The ordinal $\omega^\omega\cdot\omega$ is equal to $\omega^{\omega+1}$.
The ordinal $\omega\cdot\omega^\omega$ is just equal to $\omega^\omega$.
So $\omega^\omega\cdot\omega$ is the bigger ordinal while $\omega\cdot\omega^\omega$ is the smaller ordinal.
One way of understanding $\omega.\omega^\omega$ might be that: After $\omega$ copies of $\omega$ are placed the ordinal reached is $\omega^2$. After $\omega ^2$ copies of $\omega$ are placed the ordinal reached is $\omega^3$. After $\omega ^3$ copies of $\omega$ are placed the ordinal reached is $\omega^4$. After $\omega ^4$ copies of $\omega$ are placed the ordinal reached is $\omega^5$. And so on...

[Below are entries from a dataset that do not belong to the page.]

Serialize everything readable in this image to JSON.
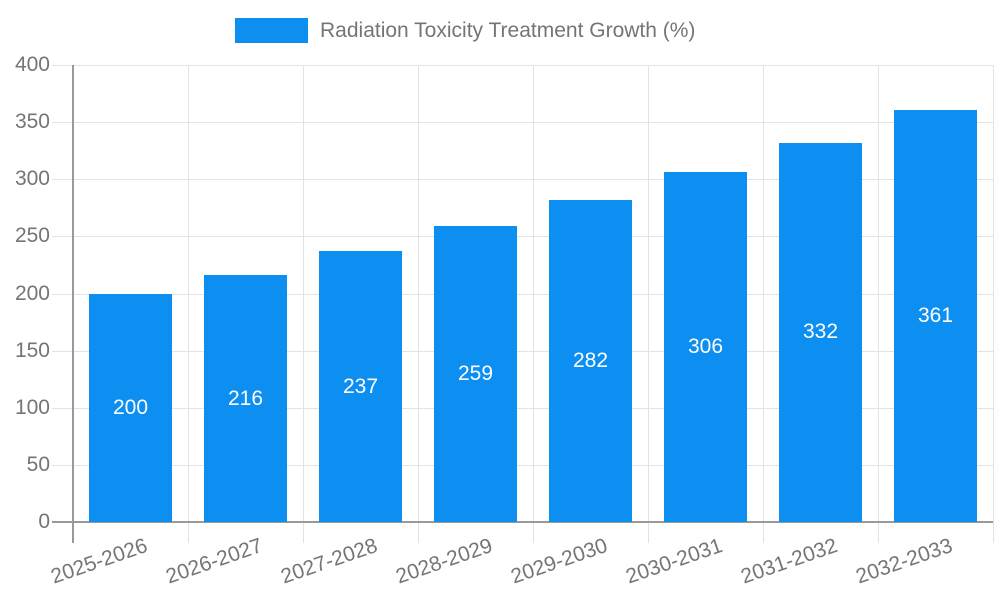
{
  "chart_data": {
    "type": "bar",
    "title": "Radiation Toxicity Treatment Growth (%)",
    "legend_label": "Radiation Toxicity Treatment Growth (%)",
    "legend_position": "top",
    "categories": [
      "2025-2026",
      "2026-2027",
      "2027-2028",
      "2028-2029",
      "2029-2030",
      "2030-2031",
      "2031-2032",
      "2032-2033"
    ],
    "values": [
      200,
      216,
      237,
      259,
      282,
      306,
      332,
      361
    ],
    "value_labels_shown": true,
    "xlabel": "",
    "ylabel": "",
    "ylim": [
      0,
      400
    ],
    "yticks": [
      0,
      50,
      100,
      150,
      200,
      250,
      300,
      350,
      400
    ],
    "grid": true,
    "colors": {
      "bar": "#0D8FF2",
      "gridline": "#e3e3e3",
      "axis": "#999999",
      "tick_text": "#757575",
      "value_text": "#ffffff",
      "legend_text": "#757575",
      "background": "#ffffff"
    }
  }
}
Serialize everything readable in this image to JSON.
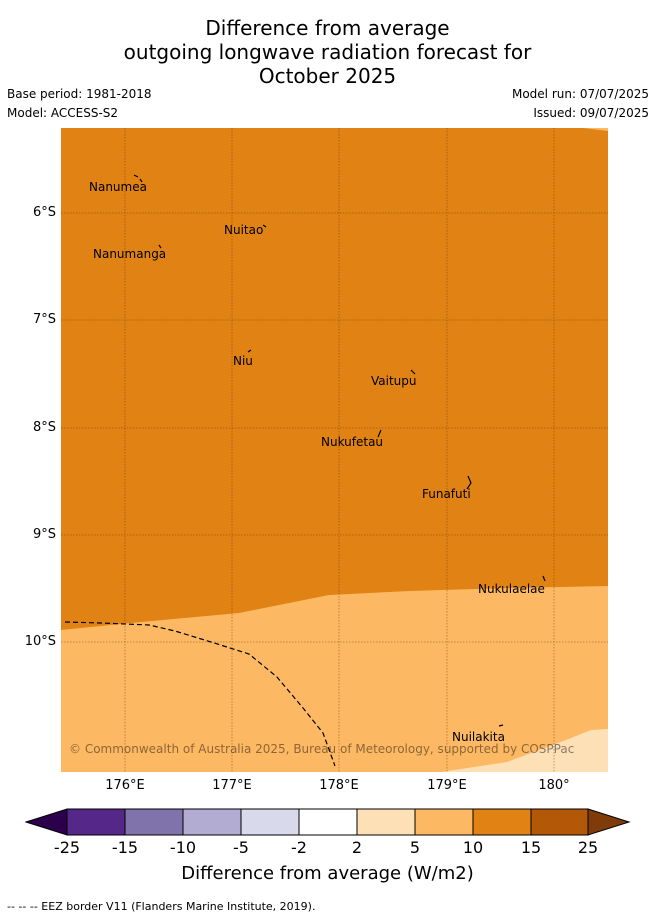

So when we have placed $\omega^ \omega$ copies of $\omega$ we are just at $\omega^ \omega$. And not surprisingly this is supremum (least-upper-bound) of :
$$\{\,\omega ^2,\omega ^3,\omega ^4,\omega^5,...\}$$
Edit: Note that partly why this kind of question may arise is that for any finite ordinal $n$ we actually have: $$\omega\cdot\omega^n=\omega^n\cdot\omega=\omega^{n+1}$$